13 But his servants approached him and spoke to him, and said, “My father, if the prophet had told you to do something difficult, would you not have done it? How much more then, when he told you only to ‘Wash and be clean’?” 14 So, he went down and dipped himself seven times in the Jordan, according to the word of the man of God. Then his flesh was restored like the flesh of a little child, and he was clean.
8 Draw near to God, and He will draw near to you. Cleanse your hands, you sinners, and purify your hearts, you double-minded! [a] 9 Lament and mourn and weep! Let your laughter be turned into mourning, and your joy into gloom. 10 Humble yourselves in the sight of Adonai, and He shall lift you up. [b] 11 Do not speak evil against one another, brethren. The one who speaks against a brother or judges his brother, speaks evil against the Torah and judges the Torah.
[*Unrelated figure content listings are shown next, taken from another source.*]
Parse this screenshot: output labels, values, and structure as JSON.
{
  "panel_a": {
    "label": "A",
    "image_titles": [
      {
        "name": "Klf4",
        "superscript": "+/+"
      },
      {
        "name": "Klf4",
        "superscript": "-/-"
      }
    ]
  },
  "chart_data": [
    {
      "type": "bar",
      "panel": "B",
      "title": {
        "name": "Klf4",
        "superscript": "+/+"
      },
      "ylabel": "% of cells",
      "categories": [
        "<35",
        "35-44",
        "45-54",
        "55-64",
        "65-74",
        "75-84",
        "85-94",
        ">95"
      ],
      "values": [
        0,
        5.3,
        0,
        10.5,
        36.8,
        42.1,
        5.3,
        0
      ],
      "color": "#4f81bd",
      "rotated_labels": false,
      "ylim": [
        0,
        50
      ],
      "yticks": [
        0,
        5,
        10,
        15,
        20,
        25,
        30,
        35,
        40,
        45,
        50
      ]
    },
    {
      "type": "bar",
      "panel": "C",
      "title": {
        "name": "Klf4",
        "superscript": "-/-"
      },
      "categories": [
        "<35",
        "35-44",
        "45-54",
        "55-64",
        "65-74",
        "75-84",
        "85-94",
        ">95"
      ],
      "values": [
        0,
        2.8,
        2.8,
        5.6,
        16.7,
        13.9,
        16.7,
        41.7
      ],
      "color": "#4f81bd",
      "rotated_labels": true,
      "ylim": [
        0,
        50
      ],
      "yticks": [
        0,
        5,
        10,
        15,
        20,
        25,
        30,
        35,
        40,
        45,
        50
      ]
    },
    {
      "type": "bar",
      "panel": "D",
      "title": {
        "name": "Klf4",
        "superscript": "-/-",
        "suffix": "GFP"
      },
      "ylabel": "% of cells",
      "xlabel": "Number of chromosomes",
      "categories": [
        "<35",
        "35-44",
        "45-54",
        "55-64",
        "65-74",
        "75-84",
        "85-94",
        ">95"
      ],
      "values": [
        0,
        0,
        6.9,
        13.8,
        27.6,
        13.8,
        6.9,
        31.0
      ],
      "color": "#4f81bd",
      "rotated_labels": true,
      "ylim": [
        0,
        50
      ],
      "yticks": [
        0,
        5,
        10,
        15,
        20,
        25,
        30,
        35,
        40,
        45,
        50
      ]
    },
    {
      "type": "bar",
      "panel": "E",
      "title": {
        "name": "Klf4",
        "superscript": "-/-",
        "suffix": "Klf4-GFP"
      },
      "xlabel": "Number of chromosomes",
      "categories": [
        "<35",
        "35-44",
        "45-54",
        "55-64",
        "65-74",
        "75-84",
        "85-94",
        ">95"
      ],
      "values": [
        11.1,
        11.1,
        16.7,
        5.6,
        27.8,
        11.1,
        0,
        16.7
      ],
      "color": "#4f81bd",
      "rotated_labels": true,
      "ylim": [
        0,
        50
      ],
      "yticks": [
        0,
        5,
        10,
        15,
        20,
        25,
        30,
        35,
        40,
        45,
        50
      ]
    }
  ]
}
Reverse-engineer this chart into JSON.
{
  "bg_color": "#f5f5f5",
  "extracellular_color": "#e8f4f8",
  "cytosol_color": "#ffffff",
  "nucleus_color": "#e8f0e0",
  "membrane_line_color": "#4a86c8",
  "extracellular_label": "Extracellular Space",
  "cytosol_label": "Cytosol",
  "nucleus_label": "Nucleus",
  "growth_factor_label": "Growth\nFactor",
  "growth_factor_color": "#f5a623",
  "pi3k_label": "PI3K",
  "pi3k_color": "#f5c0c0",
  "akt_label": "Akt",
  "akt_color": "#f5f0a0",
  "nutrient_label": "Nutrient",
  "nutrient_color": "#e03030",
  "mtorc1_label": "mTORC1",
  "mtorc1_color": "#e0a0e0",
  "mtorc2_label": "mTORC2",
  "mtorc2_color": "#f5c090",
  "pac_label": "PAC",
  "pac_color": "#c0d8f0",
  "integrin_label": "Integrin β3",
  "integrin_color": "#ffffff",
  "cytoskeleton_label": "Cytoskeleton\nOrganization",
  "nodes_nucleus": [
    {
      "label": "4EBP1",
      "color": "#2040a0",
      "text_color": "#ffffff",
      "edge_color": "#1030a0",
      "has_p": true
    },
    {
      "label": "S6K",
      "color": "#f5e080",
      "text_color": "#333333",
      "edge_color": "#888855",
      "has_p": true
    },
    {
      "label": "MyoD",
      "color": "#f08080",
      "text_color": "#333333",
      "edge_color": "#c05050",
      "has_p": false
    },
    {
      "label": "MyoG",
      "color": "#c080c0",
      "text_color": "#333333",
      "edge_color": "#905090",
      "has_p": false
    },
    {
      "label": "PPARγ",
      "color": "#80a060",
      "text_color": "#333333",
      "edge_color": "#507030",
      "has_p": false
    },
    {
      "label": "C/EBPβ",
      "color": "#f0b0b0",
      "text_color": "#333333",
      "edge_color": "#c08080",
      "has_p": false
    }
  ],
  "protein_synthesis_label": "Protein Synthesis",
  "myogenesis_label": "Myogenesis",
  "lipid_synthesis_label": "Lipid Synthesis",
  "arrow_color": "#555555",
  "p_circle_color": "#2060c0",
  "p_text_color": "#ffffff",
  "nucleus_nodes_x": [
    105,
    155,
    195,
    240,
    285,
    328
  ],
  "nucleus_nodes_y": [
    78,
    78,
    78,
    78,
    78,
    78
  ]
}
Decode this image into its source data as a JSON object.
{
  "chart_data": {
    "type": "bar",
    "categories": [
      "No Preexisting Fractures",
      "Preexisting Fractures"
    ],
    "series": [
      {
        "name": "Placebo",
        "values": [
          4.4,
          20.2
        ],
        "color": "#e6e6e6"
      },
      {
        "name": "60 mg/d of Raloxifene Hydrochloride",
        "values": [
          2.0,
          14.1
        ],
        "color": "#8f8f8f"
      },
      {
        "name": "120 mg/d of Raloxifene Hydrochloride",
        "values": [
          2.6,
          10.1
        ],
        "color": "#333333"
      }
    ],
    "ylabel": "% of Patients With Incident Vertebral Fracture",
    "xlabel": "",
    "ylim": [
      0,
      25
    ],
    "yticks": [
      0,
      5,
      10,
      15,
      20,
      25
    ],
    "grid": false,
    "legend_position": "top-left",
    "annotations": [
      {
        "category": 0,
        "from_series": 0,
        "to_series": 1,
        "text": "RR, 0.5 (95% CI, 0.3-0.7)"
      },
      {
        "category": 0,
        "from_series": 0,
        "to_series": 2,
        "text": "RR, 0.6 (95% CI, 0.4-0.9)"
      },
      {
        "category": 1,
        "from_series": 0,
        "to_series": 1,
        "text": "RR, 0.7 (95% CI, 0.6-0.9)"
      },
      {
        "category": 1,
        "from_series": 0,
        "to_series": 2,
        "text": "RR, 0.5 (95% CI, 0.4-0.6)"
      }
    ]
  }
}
But if you judge the Torah, you are not a doer of the Torah, but a judge. 12 There is only one lawgiver and judge[c]—the One who is able to save and to destroy. But who are you who judges your neighbor?
If the Lord Wills, We Will
13 Come now, you who say, “Today or tomorrow we will go to such and such a town and spend a year there and engage in business and make a profit.” 14 Yet you do not know what your life will be like tomorrow. What is your life? For you are a vapor that appears for a little while and then vanishes. [d] 15 Instead you ought to say, “If the Lord wills, we will live and also do this or that.” 16 But now you boast in your arrogance. All such boasting is evil. 17 Therefore whoever knows the right thing to do and does not do it—for him it is sin.